Cuando paramos a echar gasolina cerca de la entrada de la autopista, dimos por finalizado oficialmente el fin de semana, así que compré los periódicos dominicales. La manifestación de Durham encabezaba tanto la sección de noticias locales como la página de opinión del Herald Star.
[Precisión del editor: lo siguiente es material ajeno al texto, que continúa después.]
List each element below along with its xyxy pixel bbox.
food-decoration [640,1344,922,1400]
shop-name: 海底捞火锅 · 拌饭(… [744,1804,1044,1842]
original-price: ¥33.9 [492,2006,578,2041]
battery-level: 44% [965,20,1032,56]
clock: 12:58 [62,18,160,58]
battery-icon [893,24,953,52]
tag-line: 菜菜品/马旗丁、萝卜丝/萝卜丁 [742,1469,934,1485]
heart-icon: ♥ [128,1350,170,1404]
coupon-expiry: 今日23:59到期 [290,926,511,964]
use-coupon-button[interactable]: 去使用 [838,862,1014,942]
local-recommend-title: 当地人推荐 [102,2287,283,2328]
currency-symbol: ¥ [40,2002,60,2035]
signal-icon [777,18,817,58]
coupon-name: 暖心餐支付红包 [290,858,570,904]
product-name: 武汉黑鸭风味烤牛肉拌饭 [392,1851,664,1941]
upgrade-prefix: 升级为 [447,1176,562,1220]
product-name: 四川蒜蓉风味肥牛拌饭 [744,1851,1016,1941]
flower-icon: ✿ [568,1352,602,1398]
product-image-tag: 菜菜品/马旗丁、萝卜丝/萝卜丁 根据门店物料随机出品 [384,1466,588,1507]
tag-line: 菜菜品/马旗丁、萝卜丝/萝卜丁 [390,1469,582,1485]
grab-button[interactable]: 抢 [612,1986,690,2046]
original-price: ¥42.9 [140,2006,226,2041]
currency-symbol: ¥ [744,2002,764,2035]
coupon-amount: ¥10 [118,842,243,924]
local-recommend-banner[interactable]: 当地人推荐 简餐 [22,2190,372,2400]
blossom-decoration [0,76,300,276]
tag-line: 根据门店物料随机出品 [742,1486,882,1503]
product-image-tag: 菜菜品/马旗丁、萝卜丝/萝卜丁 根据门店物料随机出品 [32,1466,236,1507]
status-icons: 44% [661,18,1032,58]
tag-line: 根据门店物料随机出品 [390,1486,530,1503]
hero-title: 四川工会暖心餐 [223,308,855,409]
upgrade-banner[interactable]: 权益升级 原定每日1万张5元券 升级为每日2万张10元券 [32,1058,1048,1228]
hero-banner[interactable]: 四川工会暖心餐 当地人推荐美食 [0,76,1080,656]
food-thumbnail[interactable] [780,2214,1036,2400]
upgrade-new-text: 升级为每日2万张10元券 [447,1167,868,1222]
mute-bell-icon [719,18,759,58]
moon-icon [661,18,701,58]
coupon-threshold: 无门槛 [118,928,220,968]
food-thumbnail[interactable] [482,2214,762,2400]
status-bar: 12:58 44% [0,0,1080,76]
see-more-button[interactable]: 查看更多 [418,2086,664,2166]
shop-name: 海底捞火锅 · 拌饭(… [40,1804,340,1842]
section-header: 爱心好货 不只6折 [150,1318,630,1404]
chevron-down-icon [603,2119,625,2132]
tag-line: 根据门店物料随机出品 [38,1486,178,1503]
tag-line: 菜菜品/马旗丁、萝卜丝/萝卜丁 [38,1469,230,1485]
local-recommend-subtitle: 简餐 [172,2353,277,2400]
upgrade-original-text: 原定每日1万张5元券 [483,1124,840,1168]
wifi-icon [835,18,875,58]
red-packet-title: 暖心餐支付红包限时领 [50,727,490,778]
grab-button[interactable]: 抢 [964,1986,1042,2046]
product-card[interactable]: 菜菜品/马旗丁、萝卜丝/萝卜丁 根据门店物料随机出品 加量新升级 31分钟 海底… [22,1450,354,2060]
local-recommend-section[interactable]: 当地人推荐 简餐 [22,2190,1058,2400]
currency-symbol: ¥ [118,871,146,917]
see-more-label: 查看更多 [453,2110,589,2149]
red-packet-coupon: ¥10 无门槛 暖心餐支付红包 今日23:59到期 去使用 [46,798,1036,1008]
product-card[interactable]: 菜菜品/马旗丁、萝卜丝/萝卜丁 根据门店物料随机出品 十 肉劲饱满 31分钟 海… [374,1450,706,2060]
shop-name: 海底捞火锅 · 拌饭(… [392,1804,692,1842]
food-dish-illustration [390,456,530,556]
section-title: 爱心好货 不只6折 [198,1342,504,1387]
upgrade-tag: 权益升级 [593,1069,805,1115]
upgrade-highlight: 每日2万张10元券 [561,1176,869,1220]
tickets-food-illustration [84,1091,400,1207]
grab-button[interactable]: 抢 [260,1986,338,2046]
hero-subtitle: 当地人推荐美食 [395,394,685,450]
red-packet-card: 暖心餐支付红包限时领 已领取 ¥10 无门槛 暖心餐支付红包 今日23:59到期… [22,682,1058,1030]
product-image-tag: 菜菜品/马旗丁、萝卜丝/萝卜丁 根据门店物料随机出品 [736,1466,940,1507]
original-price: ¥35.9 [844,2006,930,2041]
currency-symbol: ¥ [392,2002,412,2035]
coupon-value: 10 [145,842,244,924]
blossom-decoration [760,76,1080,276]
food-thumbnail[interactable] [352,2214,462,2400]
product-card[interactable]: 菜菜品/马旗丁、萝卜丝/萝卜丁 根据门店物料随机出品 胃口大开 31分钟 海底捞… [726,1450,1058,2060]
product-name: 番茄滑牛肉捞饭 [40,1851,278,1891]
Me alegré de comprobar que mi entrevista con Beth Blacksin y con Murray había logrado que Durham echase marcha atrás en sus ataques contra mí.
El señor Durham ha retirado una de sus acusaciones, la de que la investigadora privada V. I. Warshawski se había enfrentado a una mujer que acababa de perder a su marido durante la celebración del funeral. «Los que me informaron estaban comprensiblemente afectados ante la terrible falta de humanidad de una compañía de seguros que se negó a cumplir el compromiso adquirido de pagar el entierro de un ser querido; con el nerviosismo pueden haber malinterpretado el papel de la señora Warshawski en este caso.»
– ¿Pueden haber malinterpretado? ¿Es que no puede admitir simple y llanamente que estaba equivocado? -pregunté a Morrell con un gruñido.
Murray había añadido algunas frases más en las que explicaba que mis investigaciones estaban suscitando algunas dudas sobre el papel que habían representado en todo aquello la Agencia de Seguros Midway y la Compañía de Seguros Ajax; que el propietario de Midway, Howard Fepple, no había contestado a los mensajes que se le dejaban en su contestador automático; que un portavoz de Ajax había dicho que la compañía había descubierto una solicitud de pago por defunción fraudulenta que se había presentado hacía diez años y que estaban intentando aclarar cómo había podido ocurrir aquello.